Selon nos informations, Luc Barthassat avait tendance à mélanger ses cartes de crédit privée et professionnelle. Quelques exemples saillants? Avec la Visa Gold de l’Etat, l’ancien conseiller d’Etat démocrate-chrétien a notamment réglé une facture pour un pot d’échappement chez Harley Davidson à Genève pour 2 900 francs. Sur ses relevés, on peut également voir des frais dans une boutique Diesel à Milan en Italie. L’ex-conseiller d’Etat a eu parfois de la peine à justifier ses dépenses. La comptabilité a dû insister à plusieurs reprises pour en savoir d’avantage – par exemple – sur un weekend pour deux personnes à Berlin. Séjour pour lequel il dit avoir été reçu par le Maire de la capitale allemande. Ajoutez à cela des dizaines de notes de restaurants dont une de 237 francs un dimanche à la brasserie «La Bourse» à Carouge.

Tout a été remboursé

«J’ai tout remboursé en temps et en heure, je n’ai rien à me reprocher», rétorque l’ancienne édile. Selon nos informations, ce serait effectivement le cas. Luc Barthassat admet qu’il a «manqué de rigueur» dans l’utilisation de la carte de crédit de l’Etat. Mais selon lui, les conséquences sont nulles puisque l’argent du contribuable n’a pas été utilisé à des fins personnelles. Mais, après le rapport explosif de la Cour des comptes qui a pointé du doigt certaines dépenses excessives des magistrats en Ville, la donne n’a-t-elle pas changé? «Oui», répond Luc Barthassat lui-même. Le Conseil d’Etat fait une enquête sur deux ans, mais il faut remonter à cinq ans, «depuis 2016, nous avons senti le vent tourner», estime-t-il.

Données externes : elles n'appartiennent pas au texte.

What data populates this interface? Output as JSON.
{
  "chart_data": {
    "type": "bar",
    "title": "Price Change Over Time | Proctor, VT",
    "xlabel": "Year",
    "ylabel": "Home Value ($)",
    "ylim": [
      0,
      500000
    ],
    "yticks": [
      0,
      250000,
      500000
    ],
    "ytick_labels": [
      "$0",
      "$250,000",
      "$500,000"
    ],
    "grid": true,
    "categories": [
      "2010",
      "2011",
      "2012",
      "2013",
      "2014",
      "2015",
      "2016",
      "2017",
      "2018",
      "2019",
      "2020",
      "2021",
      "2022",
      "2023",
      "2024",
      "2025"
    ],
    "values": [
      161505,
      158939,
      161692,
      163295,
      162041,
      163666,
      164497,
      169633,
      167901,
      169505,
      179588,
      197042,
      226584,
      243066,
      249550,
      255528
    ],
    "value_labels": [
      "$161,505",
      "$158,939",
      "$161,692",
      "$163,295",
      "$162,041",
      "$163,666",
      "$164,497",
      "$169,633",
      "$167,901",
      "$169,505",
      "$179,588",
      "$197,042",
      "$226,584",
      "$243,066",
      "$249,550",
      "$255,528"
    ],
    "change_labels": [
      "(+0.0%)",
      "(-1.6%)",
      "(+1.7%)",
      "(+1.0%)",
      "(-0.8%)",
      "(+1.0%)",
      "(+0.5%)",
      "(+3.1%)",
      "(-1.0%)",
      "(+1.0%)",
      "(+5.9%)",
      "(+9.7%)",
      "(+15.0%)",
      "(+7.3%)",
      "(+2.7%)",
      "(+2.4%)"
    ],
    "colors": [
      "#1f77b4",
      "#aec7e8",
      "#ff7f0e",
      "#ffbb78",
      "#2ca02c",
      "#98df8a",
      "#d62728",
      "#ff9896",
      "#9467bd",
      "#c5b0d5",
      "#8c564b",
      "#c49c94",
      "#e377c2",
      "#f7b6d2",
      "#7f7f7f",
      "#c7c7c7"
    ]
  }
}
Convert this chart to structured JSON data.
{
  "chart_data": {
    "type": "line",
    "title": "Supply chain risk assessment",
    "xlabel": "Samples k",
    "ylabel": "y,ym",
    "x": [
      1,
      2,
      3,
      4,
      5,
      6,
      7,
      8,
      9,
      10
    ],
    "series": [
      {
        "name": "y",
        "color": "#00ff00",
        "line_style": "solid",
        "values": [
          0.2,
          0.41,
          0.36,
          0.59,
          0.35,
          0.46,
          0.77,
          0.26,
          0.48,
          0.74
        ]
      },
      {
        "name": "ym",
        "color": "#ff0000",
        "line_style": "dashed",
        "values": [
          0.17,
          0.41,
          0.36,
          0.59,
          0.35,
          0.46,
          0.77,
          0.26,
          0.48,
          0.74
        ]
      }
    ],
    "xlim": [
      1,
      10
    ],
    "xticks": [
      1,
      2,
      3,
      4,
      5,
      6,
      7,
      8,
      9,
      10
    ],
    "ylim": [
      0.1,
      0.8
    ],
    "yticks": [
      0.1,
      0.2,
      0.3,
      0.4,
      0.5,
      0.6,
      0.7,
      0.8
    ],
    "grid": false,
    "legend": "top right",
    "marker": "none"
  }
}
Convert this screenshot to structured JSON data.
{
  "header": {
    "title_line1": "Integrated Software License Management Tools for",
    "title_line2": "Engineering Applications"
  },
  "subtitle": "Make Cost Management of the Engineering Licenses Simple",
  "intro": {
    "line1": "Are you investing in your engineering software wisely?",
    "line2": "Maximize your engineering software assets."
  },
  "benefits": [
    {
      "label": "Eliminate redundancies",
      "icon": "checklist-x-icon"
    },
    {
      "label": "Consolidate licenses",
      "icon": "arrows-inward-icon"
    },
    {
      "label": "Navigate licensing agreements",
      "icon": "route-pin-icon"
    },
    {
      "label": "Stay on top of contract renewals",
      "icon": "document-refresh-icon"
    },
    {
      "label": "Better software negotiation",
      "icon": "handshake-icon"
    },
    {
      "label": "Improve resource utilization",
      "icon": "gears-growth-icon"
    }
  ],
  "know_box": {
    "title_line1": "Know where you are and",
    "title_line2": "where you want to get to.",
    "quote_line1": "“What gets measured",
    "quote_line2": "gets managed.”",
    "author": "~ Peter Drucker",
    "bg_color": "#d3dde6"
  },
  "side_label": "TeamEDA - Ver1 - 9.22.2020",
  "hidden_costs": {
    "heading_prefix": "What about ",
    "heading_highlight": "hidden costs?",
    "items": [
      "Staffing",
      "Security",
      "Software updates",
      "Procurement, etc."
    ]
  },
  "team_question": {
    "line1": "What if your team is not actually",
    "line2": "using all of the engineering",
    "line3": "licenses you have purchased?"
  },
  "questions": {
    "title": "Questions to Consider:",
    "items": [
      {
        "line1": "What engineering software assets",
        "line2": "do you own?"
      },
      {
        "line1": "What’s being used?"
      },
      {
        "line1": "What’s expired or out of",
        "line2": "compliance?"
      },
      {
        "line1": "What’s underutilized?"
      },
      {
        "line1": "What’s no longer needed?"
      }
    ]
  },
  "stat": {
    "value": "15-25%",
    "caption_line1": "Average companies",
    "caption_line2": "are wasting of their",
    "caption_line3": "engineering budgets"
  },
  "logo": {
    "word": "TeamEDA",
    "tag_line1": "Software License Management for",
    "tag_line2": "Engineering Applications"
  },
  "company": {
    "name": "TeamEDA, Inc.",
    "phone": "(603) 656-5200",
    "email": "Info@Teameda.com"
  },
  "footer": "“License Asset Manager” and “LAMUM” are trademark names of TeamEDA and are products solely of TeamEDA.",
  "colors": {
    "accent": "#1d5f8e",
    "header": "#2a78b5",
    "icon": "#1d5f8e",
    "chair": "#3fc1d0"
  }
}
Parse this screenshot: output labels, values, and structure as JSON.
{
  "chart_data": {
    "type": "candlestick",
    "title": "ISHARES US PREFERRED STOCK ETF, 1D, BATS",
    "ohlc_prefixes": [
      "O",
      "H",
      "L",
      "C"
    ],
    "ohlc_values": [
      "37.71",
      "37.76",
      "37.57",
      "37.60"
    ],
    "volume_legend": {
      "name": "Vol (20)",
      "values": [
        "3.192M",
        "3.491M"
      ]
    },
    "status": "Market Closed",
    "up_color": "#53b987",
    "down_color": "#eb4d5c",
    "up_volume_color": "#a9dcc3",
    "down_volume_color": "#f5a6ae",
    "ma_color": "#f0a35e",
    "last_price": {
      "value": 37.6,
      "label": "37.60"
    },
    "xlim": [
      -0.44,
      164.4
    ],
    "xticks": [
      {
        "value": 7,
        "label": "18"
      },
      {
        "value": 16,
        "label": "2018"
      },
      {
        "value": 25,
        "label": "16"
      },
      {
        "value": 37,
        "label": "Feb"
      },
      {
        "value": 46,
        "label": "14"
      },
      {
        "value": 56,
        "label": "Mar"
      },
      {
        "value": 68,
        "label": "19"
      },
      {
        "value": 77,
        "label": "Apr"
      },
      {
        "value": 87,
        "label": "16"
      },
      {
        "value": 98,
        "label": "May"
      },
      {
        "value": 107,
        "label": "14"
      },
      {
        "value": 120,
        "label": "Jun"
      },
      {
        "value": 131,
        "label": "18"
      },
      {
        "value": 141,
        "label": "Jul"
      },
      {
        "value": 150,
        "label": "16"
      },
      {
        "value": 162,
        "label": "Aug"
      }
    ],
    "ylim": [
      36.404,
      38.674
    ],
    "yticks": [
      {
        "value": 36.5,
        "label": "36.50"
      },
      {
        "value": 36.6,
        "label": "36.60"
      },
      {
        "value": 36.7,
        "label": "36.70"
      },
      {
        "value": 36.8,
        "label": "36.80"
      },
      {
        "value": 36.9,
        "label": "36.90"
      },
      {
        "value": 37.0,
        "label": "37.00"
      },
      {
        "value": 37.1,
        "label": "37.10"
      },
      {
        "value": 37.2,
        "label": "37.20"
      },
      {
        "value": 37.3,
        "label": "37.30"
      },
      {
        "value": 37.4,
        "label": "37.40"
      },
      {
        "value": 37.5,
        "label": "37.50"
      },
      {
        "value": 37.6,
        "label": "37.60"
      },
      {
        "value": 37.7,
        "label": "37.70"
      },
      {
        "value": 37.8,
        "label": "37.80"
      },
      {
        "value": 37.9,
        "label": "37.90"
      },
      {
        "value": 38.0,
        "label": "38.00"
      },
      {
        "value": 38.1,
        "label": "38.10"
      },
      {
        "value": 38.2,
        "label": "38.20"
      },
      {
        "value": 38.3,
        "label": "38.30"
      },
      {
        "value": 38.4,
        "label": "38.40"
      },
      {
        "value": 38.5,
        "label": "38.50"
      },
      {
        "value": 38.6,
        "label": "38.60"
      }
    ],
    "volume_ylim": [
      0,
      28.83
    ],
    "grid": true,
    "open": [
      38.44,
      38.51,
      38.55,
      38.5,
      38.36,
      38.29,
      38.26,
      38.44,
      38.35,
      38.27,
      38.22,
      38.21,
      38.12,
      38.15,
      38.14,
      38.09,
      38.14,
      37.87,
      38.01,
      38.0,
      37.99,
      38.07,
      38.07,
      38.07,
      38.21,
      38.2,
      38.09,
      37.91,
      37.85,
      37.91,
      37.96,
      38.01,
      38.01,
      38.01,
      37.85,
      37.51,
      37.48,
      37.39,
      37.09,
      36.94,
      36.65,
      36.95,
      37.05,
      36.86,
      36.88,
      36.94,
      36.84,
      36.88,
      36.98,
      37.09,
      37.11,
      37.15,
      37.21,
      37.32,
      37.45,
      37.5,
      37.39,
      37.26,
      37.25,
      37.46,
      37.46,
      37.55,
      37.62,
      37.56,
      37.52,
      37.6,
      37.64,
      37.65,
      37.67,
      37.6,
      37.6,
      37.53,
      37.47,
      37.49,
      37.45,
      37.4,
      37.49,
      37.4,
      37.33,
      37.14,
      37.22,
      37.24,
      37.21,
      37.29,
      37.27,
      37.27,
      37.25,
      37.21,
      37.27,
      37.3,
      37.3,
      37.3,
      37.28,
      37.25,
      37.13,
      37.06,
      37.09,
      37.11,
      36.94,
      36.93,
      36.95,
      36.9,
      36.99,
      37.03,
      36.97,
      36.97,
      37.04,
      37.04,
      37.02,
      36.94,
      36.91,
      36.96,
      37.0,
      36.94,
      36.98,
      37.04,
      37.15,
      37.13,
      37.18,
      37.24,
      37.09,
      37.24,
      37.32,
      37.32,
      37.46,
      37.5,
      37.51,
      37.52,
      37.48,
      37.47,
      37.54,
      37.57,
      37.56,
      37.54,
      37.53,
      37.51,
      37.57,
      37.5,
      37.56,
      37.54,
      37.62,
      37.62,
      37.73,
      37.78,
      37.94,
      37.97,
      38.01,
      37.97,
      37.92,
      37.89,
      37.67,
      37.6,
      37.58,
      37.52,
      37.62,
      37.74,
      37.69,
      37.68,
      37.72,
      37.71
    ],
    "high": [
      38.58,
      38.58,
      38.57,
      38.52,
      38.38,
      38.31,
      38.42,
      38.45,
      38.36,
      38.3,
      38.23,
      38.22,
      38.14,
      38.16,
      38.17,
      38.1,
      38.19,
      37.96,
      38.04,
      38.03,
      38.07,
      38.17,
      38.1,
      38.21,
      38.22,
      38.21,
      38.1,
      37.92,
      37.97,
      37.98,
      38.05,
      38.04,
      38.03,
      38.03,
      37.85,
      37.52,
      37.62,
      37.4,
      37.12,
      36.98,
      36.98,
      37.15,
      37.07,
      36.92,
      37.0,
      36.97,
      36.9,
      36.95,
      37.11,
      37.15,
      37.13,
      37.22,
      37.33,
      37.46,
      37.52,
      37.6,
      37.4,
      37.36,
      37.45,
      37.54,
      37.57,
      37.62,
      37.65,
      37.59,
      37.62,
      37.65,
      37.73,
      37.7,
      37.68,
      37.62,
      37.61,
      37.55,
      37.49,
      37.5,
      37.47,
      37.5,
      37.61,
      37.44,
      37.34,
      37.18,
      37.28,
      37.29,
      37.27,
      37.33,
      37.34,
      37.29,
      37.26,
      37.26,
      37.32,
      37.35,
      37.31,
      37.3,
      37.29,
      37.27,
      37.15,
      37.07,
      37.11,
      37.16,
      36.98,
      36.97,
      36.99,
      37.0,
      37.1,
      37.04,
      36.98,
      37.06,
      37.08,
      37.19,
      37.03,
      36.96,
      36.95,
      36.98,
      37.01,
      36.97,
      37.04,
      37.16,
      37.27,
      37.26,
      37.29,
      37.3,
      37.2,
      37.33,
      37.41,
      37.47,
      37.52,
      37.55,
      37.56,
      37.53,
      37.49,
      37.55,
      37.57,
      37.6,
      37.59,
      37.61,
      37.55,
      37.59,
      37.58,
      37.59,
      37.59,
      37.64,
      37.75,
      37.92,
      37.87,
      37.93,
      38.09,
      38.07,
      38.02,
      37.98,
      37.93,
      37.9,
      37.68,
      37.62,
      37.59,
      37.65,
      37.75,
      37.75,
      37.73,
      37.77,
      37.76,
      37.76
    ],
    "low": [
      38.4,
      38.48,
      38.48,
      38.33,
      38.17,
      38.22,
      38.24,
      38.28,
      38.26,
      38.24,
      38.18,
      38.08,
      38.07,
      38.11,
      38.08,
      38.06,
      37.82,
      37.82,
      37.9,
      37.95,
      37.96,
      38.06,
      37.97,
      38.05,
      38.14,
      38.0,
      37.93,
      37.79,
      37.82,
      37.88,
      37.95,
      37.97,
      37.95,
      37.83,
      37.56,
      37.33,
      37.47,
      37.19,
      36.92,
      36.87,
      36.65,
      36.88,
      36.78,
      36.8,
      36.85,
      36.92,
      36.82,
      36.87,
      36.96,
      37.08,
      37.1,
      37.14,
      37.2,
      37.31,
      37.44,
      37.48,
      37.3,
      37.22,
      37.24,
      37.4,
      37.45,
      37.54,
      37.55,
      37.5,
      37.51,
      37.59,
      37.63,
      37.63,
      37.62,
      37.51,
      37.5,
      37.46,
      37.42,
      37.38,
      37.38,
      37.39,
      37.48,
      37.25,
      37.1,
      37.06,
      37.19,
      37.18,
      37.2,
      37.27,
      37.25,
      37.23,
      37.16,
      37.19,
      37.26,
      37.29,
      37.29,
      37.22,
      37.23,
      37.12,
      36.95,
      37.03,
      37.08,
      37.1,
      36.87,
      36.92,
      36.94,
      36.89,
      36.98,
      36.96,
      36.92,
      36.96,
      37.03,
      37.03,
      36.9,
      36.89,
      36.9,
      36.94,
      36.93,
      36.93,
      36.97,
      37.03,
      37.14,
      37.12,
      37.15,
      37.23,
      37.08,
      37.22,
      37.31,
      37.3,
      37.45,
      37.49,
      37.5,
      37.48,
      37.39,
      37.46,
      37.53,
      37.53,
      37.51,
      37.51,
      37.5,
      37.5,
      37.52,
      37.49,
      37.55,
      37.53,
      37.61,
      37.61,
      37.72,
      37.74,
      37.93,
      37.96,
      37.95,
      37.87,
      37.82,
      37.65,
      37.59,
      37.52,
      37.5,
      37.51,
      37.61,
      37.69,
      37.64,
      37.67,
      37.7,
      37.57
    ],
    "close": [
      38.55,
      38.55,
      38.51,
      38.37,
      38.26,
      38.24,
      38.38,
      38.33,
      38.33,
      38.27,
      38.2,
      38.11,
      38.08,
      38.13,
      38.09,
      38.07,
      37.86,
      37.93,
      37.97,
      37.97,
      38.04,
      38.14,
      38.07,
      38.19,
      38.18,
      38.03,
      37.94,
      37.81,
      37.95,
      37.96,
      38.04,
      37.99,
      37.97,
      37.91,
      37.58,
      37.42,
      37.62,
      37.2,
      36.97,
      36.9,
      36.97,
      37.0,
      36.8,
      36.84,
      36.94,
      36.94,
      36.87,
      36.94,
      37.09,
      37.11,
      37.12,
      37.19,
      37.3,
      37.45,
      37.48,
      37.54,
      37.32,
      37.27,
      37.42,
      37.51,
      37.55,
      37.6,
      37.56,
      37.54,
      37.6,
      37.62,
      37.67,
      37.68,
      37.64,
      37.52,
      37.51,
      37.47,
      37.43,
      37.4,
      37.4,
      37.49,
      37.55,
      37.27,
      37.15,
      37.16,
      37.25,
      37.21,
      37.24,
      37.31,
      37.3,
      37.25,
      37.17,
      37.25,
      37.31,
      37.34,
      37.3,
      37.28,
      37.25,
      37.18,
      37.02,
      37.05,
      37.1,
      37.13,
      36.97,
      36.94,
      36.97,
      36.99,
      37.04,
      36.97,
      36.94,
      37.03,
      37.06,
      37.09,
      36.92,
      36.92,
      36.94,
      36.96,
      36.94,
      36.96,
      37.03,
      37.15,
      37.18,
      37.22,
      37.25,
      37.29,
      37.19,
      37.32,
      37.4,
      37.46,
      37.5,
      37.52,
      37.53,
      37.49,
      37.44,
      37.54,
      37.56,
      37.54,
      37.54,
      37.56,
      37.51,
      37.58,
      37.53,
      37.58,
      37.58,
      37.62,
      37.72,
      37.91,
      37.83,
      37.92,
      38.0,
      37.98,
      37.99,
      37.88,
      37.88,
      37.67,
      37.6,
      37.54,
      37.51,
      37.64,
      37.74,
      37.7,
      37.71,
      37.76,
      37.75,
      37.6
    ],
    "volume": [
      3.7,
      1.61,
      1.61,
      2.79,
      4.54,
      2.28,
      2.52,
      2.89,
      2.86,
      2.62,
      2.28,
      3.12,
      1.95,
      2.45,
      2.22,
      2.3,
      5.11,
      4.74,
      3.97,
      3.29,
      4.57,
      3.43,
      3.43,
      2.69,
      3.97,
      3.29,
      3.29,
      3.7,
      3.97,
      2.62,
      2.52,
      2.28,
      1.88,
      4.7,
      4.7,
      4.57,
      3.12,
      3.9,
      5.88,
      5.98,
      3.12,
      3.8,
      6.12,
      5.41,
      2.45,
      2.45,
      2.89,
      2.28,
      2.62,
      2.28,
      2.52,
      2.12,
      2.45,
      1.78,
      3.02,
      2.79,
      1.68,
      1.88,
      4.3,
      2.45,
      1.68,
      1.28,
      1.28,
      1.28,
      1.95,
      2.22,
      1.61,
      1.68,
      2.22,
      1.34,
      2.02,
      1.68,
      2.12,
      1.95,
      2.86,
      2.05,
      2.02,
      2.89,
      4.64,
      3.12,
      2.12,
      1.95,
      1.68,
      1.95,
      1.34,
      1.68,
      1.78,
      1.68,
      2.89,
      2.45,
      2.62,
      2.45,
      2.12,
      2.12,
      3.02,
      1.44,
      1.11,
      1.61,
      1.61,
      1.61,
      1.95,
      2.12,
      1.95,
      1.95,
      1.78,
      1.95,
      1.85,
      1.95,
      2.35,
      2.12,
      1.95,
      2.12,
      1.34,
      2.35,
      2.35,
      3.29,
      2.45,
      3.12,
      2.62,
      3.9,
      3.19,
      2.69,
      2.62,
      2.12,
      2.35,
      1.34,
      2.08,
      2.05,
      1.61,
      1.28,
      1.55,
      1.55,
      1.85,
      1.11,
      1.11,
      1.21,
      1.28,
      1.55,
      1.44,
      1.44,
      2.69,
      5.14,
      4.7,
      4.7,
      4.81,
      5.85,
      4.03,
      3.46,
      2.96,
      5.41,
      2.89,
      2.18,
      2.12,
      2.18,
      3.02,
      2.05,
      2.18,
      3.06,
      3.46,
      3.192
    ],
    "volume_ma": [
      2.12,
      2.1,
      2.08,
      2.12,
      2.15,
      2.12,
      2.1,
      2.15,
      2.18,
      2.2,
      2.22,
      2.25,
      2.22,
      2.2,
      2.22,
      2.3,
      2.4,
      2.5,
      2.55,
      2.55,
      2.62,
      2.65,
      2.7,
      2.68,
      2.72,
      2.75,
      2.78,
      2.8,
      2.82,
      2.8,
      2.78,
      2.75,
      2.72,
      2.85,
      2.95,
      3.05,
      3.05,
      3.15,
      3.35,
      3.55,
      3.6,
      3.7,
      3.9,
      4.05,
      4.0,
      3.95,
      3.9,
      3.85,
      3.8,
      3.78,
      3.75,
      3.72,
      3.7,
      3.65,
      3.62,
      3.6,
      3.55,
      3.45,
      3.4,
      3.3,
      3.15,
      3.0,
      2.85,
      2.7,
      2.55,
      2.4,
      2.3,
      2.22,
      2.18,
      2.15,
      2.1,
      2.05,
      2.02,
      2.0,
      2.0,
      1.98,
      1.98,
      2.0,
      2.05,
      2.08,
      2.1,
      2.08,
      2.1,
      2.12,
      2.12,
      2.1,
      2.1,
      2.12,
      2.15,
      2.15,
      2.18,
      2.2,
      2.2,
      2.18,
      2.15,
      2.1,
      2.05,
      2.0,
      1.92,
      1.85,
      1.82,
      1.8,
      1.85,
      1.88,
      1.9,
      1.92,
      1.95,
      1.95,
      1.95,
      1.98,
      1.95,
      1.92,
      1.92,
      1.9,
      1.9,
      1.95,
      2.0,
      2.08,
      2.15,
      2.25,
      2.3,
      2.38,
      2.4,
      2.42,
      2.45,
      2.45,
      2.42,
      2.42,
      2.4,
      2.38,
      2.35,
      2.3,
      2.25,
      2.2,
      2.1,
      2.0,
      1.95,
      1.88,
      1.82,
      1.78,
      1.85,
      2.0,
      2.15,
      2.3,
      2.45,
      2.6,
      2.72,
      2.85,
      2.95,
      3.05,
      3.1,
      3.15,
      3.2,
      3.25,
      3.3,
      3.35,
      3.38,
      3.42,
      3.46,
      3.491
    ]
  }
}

Luc Barthassat a également dévoilé une partie de son quotidien au gouvernement. Il tenait des réunions de travail tous les midis. Des frais de bouches intégralement remboursés. Il avait ses habitudes au restaurant mais par souci pratique, les repas étaient livrés dans ses bureaux de temps à autre.
Côté transports, il empruntait la voiture de fonction avec son chauffeur pour le tiers de ses déplacements. Le reste de ses rendez-vous, il faisait appel à des taxis ou, pour de courts trajets, privilégiait la marche.

Retour en politique?

Luc Barthassat n’a plus de mandat politique depuis sa non-réélection ce printemps. Cela fait donc six mois que son rôle lui manque. Comme ses prédécesseurs, la Verte Michèle Künzler ou la PLR Isabel Rochat, il a perçu une année de salaire. Lors de l’entretien qu’il a accordé à la rédaction, il se déclare plus motivé que jamais à revenir sur le devant de la scène. Il se met à disposition de son parti pour les élections fédérales de 2019 à Berne. Luc Barthassat envisage d’ailleurs une prise de contact avec le PLR Hugues Hiltpold pour figurer sur le ticket PDC-PLR aux Etats. Mais ce scénario, idéal pour lui, doit faire l’objet de discussions au sein du parti.

Contacté, le président du parti démocrate-chrétien Vincent Maître nous précise que, pour l’heure, il n’y a pas de date fixée pour la désignation des candidats. La présidence est en train de travailler sur les listes, le sens et le message que le PDC cantonal veut leur donner et leur faire porter. La route s’annonce encore longue et sinueuse pour un éventuel retour en politique de Luc Barthassat.